Renowned Kenyan scholar and writer Ngũgĩ wa Thiong’o lamented that older generations in Africa, presenting “the languages of Europe as if they were the only ones capable of carrying knowledge, intelligence and everything else” , have created “a mentality in Africa where even African leaders expect validation from the West”.
This clearly mistaken mentality should have no place in Africa today.
During colonial times, English, Portuguese and French were introduced to the continent and prioritized in all social, economic and educational contexts, not because they were somehow “better” than indigenous languages , but because their widespread use made it easier for the colonizers. exploiting Africa’s natural and mineral resources and undermining its history, traditions and economic systems.
So why do Africans still insist on using these languages to communicate with each other?
In February this year, just months before Uganda’s decision to follow suit, the African Union finally adopted Kiswahili as its official working language alongside European languages.
Nevertheless, African leaders must do more to limit and ultimately end the dominance of colonial languages in Africa. Establishing Kiswahili as the main transnational language across sub-Saharan Africa can help heal our stained souls and restore our dignity.

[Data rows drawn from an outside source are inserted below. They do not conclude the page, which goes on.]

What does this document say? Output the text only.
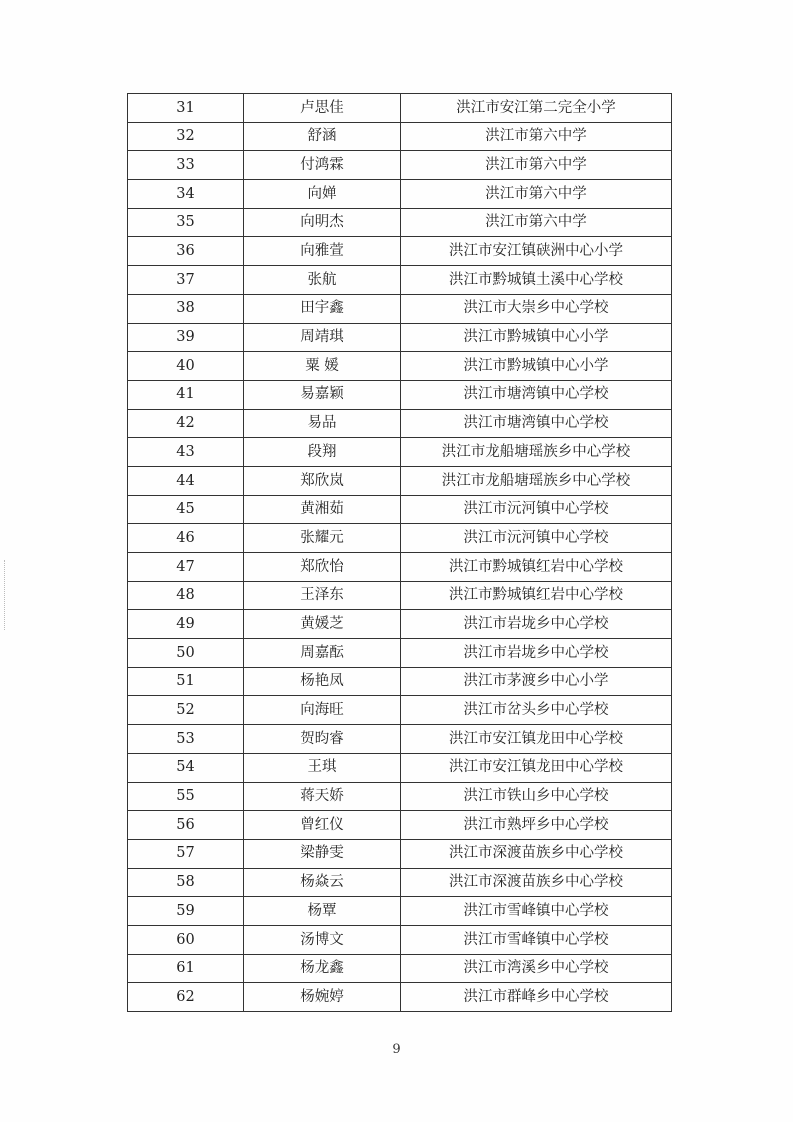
31	卢思佳	洪江市安江第二完全小学
32	舒涵	洪江市第六中学
33	付鸿霖	洪江市第六中学
34	向婵	洪江市第六中学
35	向明杰	洪江市第六中学
36	向雅萱	洪江市安江镇硖洲中心小学
37	张航	洪江市黔城镇土溪中心学校
38	田宇鑫	洪江市大崇乡中心学校
39	周靖琪	洪江市黔城镇中心小学
40	粟 媛	洪江市黔城镇中心小学
41	易嘉颖	洪江市塘湾镇中心学校
42	易品	洪江市塘湾镇中心学校
43	段翔	洪江市龙船塘瑶族乡中心学校
44	郑欣岚	洪江市龙船塘瑶族乡中心学校
45	黄湘茹	洪江市沅河镇中心学校
46	张耀元	洪江市沅河镇中心学校
47	郑欣怡	洪江市黔城镇红岩中心学校
48	王泽东	洪江市黔城镇红岩中心学校
49	黄媛芝	洪江市岩垅乡中心学校
50	周嘉酝	洪江市岩垅乡中心学校
51	杨艳凤	洪江市茅渡乡中心小学
52	向海旺	洪江市岔头乡中心学校
53	贺昀睿	洪江市安江镇龙田中心学校
54	王琪	洪江市安江镇龙田中心学校
55	蒋天娇	洪江市铁山乡中心学校
56	曾红仪	洪江市熟坪乡中心学校
57	梁静雯	洪江市深渡苗族乡中心学校
58	杨焱云	洪江市深渡苗族乡中心学校
59	杨覃	洪江市雪峰镇中心学校
60	汤博文	洪江市雪峰镇中心学校
61	杨龙鑫	洪江市湾溪乡中心学校
62	杨婉婷	洪江市群峰乡中心学校
9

Kiswahili, which has its origins in East Africa, is steeped in African history and shares similarities with a multitude of “Bantu” languages such as Chishona, Isizulu, Oshiwambo, Isixhosa and lingala, to name a few.
According to the United Nations, it already has more than 200 million speakers in more than 14 countries: Tanzania, Kenya, Uganda, Rwanda, Burundi, Democratic Republic of Congo (DRC), South Sudan, Somalia, Mozambique, Malawi, Zambia, the Comoros and as far as Oman and Yemen in the Middle East,
The University of Cape Town plans to introduce Kiswahili as an elective language course from 2023 and as a major subject from 2028. Similarly, Addis Ababa University is expected to start teaching Kiswahili in partnership with the University of Dar es Salaam.
A continental policy for teaching Kiswahili in schools and universities can help encourage the free movement of people in Africa and foster social and economic integration. It could create a market of 1.1 billion people and be a game-changer for the media, film and TV industry – a tantalizing business prospect that can help creatives tell a plethora of historical and contemporary African stories. neglected. Widespread use of Kiswahili can also strengthen academic collaboration and help mitigate the consequences of medical colonization from the West. If more countries follow Uganda’s example and make Kiswahili an official language, it may encourage educational institutions across Africa to pay as much attention to this indigenous language as to European languages. As a result, our younger generations can finally socialize using an indigenous African language.
This is Africa, and we are Africans. It is high time we started talking to each other using an African language.
The opinions expressed in this article are those of the author and do not necessarily reflect the editorial position of Al Jazeera.